# Basics of Pandas
Pandas is a great tool for manipulating tabular data in Python, which makes it a great way to learn basic functions for working with datasets.

We'll create an example where we compare the experimental and computed bandgaps for different materials.

In [None]:
%matplotlib inline
from matplotlib import pyplot as plt
import pandas as pd

Data locations. We are going to use [experiment](https://foundry-ml.org/#/datasets/10.18126%2Fwg3u-g8vu) and [computational](https://foundry-ml.org/#/datasets/10.18126%2F7io9-1z9k) datasets hosted by the [Foundry project](https://foundry-ml.org/#/).

In [None]:
exp_url = 'https://data.materialsdatafacility.org/foundry/foundry_experimental_band_gaps_v1.1/data_exp_no_repeat_new.json'
dft_url = 'https://data.materialsdatafacility.org/foundry/foundry_assorted_computational_band_gaps_v1.1/All_no_MP_Aflow_OQMD_new.json'

## Reading
Pandas [can read from numerous tabular data formats](https://pandas.pydata.org/docs/user_guide/io.html). All are all named `read_X` and can download data from the internet for you.

In [None]:
exp_data = pd.read_json(exp_url, lines=True)
print(f'Loaded {len(exp_data)} records')

It's that easy. We now have a tabular dataset with a few thousand records and more data than we'll need, such as the full structure.

In [None]:
exp_data.head()

You can delete columns and from the dataset pretty easily.

In [None]:
exp_data.drop(columns=['structure'], inplace=True)  # Inplace alters the variable. Pandas returns a new copy by default, leaving the original intact
exp_data.head()

## Cleaning the data
The dataset is a little messy. Some of the columns have lists for bandgap values rather than single values and those single values are strings and not floats, which complicate analysis but yield an teaching moment for the benefits of Pandas.

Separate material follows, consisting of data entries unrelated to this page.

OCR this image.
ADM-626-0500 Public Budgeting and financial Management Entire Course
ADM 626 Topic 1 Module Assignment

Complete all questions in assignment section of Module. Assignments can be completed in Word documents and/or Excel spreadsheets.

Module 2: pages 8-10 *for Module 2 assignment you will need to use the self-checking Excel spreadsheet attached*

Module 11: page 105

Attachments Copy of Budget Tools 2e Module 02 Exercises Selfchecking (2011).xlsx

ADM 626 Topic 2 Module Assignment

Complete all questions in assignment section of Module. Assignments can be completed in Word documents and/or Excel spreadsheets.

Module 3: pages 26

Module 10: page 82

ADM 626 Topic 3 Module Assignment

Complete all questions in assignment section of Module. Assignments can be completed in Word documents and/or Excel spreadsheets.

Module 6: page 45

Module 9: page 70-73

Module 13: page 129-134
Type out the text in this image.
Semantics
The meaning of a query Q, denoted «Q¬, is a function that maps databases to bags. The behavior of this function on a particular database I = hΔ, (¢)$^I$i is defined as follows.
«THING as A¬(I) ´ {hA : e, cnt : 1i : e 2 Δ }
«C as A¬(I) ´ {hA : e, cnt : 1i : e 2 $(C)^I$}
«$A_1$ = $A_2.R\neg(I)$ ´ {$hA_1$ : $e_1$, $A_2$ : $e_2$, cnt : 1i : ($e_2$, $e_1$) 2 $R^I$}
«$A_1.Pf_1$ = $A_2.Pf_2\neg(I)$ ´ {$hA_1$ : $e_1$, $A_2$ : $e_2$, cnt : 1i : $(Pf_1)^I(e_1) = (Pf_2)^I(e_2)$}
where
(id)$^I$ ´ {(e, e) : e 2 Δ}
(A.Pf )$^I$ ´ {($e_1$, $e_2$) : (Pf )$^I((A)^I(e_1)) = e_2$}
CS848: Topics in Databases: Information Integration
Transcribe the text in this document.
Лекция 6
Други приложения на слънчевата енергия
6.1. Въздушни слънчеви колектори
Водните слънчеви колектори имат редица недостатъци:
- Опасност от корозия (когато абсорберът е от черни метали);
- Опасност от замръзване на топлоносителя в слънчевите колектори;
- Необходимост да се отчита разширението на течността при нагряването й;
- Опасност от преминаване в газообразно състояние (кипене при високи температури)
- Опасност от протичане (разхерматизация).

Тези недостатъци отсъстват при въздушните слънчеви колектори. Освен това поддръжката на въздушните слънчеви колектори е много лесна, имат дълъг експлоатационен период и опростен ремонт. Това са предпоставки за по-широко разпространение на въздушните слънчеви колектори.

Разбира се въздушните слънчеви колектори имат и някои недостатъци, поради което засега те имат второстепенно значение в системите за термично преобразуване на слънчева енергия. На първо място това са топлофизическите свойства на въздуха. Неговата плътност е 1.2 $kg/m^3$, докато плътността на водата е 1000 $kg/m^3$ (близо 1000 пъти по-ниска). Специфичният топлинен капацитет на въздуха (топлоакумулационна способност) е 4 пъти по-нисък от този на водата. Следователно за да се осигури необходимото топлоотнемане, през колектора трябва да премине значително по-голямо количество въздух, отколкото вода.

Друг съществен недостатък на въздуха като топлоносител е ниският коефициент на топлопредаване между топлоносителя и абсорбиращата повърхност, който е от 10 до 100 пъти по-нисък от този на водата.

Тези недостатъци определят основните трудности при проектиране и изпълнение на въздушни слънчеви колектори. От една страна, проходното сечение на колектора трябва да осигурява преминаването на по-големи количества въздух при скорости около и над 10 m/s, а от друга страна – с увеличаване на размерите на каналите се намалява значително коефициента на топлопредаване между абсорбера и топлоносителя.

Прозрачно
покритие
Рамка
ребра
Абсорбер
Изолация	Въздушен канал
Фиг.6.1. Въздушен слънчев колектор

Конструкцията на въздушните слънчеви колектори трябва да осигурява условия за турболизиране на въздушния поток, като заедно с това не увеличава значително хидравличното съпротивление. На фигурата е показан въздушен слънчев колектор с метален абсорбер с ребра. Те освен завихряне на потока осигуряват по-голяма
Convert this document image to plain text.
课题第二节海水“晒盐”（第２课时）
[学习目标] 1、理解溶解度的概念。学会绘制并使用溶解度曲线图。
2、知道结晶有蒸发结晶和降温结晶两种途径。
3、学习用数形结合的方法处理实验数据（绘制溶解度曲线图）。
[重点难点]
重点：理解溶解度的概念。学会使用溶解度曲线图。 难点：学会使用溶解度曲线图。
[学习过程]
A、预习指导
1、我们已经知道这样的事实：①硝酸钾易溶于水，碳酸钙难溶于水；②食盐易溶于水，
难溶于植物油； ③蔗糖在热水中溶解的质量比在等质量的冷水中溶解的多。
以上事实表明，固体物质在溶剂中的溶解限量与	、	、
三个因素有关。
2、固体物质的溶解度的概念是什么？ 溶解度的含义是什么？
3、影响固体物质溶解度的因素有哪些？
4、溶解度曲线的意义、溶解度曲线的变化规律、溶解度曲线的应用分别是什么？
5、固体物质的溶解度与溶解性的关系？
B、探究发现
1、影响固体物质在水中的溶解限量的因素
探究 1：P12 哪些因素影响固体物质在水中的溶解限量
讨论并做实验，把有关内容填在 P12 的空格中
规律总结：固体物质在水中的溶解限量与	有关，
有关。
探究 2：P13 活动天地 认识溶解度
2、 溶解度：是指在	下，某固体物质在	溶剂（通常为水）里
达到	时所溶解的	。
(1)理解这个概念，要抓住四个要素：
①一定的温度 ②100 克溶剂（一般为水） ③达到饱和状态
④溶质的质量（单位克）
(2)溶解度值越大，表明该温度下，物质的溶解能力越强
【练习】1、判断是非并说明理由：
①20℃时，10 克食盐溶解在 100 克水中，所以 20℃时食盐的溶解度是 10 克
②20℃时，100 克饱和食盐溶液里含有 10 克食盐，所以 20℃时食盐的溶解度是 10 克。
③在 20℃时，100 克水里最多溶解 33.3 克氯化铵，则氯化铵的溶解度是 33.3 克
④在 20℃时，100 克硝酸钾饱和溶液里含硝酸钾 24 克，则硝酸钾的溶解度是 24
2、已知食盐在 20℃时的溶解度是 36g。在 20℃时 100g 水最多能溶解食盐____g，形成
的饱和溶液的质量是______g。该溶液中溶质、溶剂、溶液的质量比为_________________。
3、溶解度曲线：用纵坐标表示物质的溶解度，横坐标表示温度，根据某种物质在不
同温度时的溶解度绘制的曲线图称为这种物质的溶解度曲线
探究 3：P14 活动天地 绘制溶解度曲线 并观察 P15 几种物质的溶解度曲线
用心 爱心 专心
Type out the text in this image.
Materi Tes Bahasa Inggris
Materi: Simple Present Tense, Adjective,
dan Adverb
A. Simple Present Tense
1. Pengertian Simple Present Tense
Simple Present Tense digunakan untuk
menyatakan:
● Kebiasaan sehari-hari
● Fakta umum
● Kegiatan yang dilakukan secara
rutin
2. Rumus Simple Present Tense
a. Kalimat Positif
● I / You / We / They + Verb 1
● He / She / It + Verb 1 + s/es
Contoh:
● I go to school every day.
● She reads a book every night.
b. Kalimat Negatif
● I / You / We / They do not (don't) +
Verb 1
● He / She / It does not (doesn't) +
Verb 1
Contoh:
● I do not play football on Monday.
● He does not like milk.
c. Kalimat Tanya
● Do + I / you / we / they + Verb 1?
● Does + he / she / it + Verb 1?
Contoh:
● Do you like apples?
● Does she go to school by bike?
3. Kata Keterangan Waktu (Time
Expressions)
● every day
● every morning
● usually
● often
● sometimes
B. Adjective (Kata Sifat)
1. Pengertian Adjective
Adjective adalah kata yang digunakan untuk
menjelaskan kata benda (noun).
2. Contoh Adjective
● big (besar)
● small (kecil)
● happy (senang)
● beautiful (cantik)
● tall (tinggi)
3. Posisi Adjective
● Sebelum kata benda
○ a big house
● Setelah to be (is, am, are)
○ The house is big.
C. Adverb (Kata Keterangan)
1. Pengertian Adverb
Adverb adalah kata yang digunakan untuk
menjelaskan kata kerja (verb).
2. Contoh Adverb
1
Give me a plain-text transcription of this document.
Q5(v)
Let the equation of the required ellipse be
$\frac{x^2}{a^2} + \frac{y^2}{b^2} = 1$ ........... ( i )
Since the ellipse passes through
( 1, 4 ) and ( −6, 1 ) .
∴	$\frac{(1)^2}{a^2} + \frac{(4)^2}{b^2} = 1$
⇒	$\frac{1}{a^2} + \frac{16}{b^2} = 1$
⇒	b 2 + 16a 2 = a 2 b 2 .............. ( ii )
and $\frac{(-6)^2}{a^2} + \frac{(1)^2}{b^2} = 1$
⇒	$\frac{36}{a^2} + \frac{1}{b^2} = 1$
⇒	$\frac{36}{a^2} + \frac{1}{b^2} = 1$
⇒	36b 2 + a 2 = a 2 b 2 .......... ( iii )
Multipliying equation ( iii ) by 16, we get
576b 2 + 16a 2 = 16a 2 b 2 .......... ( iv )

Let's show how to remove them and process the data into useful values

In [None]:
try:
    exp_data['bandgap value (eV)'].max()
except TypeError as e:
    print(e)

Pandas has a [built-in function for converting strings to numbers](https://pandas.pydata.org/docs/reference/api/pandas.to_numeric.html)

In [None]:
pd.to_numeric(exp_data['bandgap value (eV)'], errors='coerce')

It returns a list of floats, which is exactly what we need. So, let's store that value as the new column because we don't need the old one

In [None]:
exp_data['bandgap value (eV)'] = pd.to_numeric(exp_data['bandgap value (eV)'], errors='coerce')

You may have noticed some of th evalues are not numbers (`NaN`s). We can use Pandas's selection tools for removing them.

One route is to supply a list of booleans.

In [None]:
exp_data['bandgap value (eV)'].isnull()

In [None]:
exp_data = exp_data[~exp_data['bandgap value (eV)'].isnull()]
print(f'Reduced to {len(exp_data)} values')

You can also query. For example, to get the only the bandgaps which we know to be direct.

In [None]:
exp_data.query('`bandgap type`=="D"')  # `` are used because the column name has spaces

The full query syntax supports all kind of complex expressions

## Aggregating
Many common data analysis require running the same class of analysis on different subsets of the data, "aggregation" operations are key for this. 

There are many [aggregation operations in Pandas](https://pandas.pydata.org/docs/getting_started/intro_tutorials/06_calculate_statistics.html). Simple ones like getting descriptive statistics

In [None]:
exp_data['bandgap value (eV)'].mean()

In [None]:
exp_data['bandgap value (eV)'].agg(['mean', 'count', 'sem', 'std'])

In [None]:
exp_data['bandgap value (eV)'].describe()

Or complicated ones like counting numbers of occurances

In [None]:
exp_data['composition'].value_counts()

They can also be performed on specific groups of data. Form groups by using the "group by" operation, 

In [None]:
exp_data.groupby('composition')['bandgap value (eV)'].agg(['mean', 'max', 'std', 'sem'])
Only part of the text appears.